THE transitional authorities of Mali announced on Friday March 10 the postponement of the constitutional referendum scheduled for March 19. This referendum is an important step towards the elections, scheduled for 2024, supposed to ratify the return of civilians to power. The Malian leaders nevertheless assured that they would respect their commitments in this regard.

“The date of the referendum scheduled for March 19, 2023 (…) will be slightly postponed”, declared in a press release read to the press Colonel Abdoulaye Maïga, government spokesperson. This referendum is the first step supposed to be validated by the vote on the way to elections in February 2024 and a return of civilians to power.

The transitional authorities justify this postponement by the installation of representations of the electoral management body in all regions of the country and by the desire to popularize the draft new Constitution.

“The new date of the referendum will be fixed, following consultation with the independent electoral management authority and all the actors in the electoral process”, adds the press release.

This Constitution is a key element of the vast reform project invoked by the military to justify continuing to lead this country until 2024, faced with the spread of jihadism and a deep multifaceted crisis.

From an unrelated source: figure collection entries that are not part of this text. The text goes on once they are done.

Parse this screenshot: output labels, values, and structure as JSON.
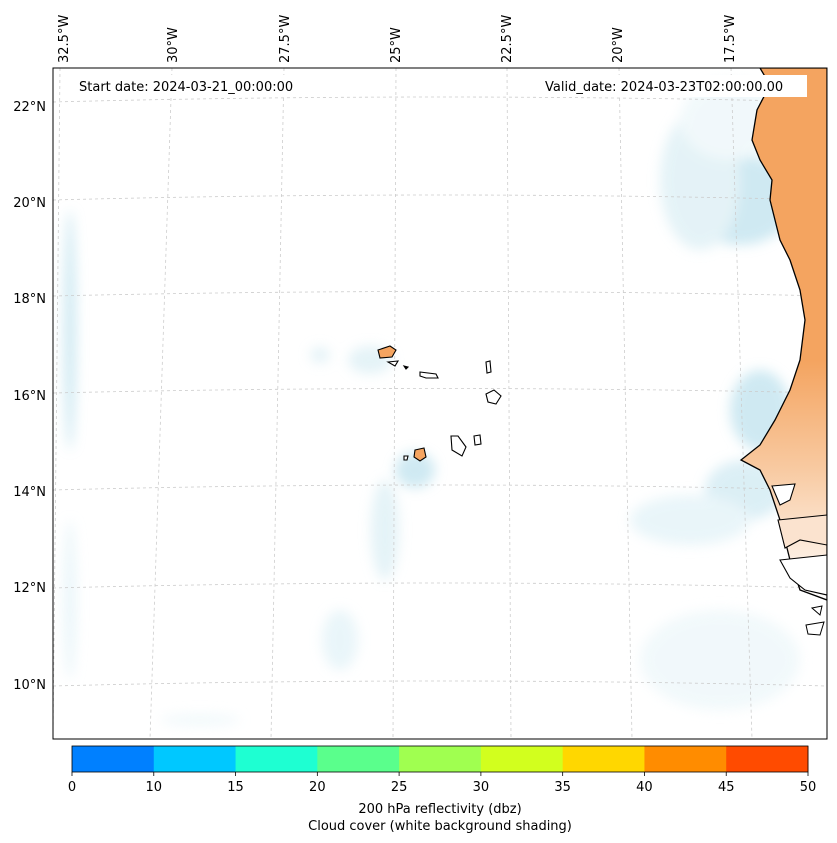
{
  "map": {
    "start_date_label": "Start date: 2024-03-21_00:00:00",
    "valid_date_label": "Valid_date: 2024-03-23T02:00:00.00",
    "lon_labels": [
      "32.5°W",
      "30°W",
      "27.5°W",
      "25°W",
      "22.5°W",
      "20°W",
      "17.5°W"
    ],
    "lat_labels": [
      "22°N",
      "20°N",
      "18°N",
      "16°N",
      "14°N",
      "12°N",
      "10°N"
    ]
  },
  "colorbar": {
    "ticks": [
      "0",
      "10",
      "15",
      "20",
      "25",
      "30",
      "35",
      "40",
      "45",
      "50"
    ],
    "bins": [
      0,
      10,
      15,
      20,
      25,
      30,
      35,
      40,
      45,
      50
    ],
    "colors": [
      "#0080ff",
      "#00c8ff",
      "#1effd2",
      "#5aff8c",
      "#a0ff50",
      "#d2ff1e",
      "#ffd700",
      "#ff8c00",
      "#ff4b00"
    ],
    "label_line1": "200 hPa reflectivity (dbz)",
    "label_line2": "Cloud cover (white background shading)"
  },
  "colors": {
    "land_orange": "#f4a460",
    "cloud_blue": "#a8d8e8"
  }
}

The February 2024 deadline still applies

The version presented as the final version of the Constitution, delivered on February 27 to Colonel Assimi Goïta, affirms the “attachment to the republican form and the secularism of the State”.

With this postponement, the military misses the first deadline of a calendar of consultations and reforms that they themselves communicated and which must lead to elections in February 2024 with a view to a return of civilians to business. The referendum is the first stage supposed to be validated by the vote.

Colonel Maïga minimized the scope of this setback. “The timeline is a planning tool,” he told reporters. “The deadline remains the date that we were able to negotiate with ECOWAS (the Economic Community of West African States) and the Head of State is firmly committed to respecting this date” of 2024, a- he said.

The timetable drawn up by the junta and its commitment to give way in March 2024 following elections in February had convinced ECOWAS in July 2022 to lift a heavy regime of trade and financial sanctions imposed on Mali, a poor and landlocked country, plagued by the economic stagnation in addition to insecurity.

ECOWAS, faced since the first putsch by Malian colonels in August 2020 with a series of coups in the sub-region, had taken these retaliatory measures in January 2022 when the military planned to maintain it for up to five years.

The transitional authorities justify the postponement of the referendum by the time necessary for the installation on the territory of the representations of the electoral management body, and by the desire to popularize the constitutional text.

Amnesty laws for acts prior to the Constitution

“The new date of the referendum will be fixed following consultation with the independent electoral management authority and all the actors in the electoral process”, says the government press release.

The project significantly strengthens the power of the president. In the new Constitution, it is the president who “determines the policy of the Nation”, and no longer the government; the president appoints the prime minister and ministers and terminates their functions. The President can dissolve the National Assembly.

Pressure from ECOWAS for colonels not to stand for election has not dispelled speculation regarding Colonel Goïta’s intentions in 2024.

The draft constitution affirms that the Mali is an “independent, sovereign, unitary, indivisible, democratic, secular and social republic”, while imams contest the principle of secularism and have called on the faithful to oppose it.

The project proclaims any coup “imprescriptible crime”. But the putschists of 2020, who did it once more in 2021 to consolidate their hold, would be sheltered since the facts prior to the promulgation of the Constitution would be covered by amnesty laws.

Mali has been plagued since 2012 by the spread of jihadism and violence of all kinds. The transitional authorities pushed French soldiers out in 2022 in a climate of great acrimony and turned militarily and politically towards Russia.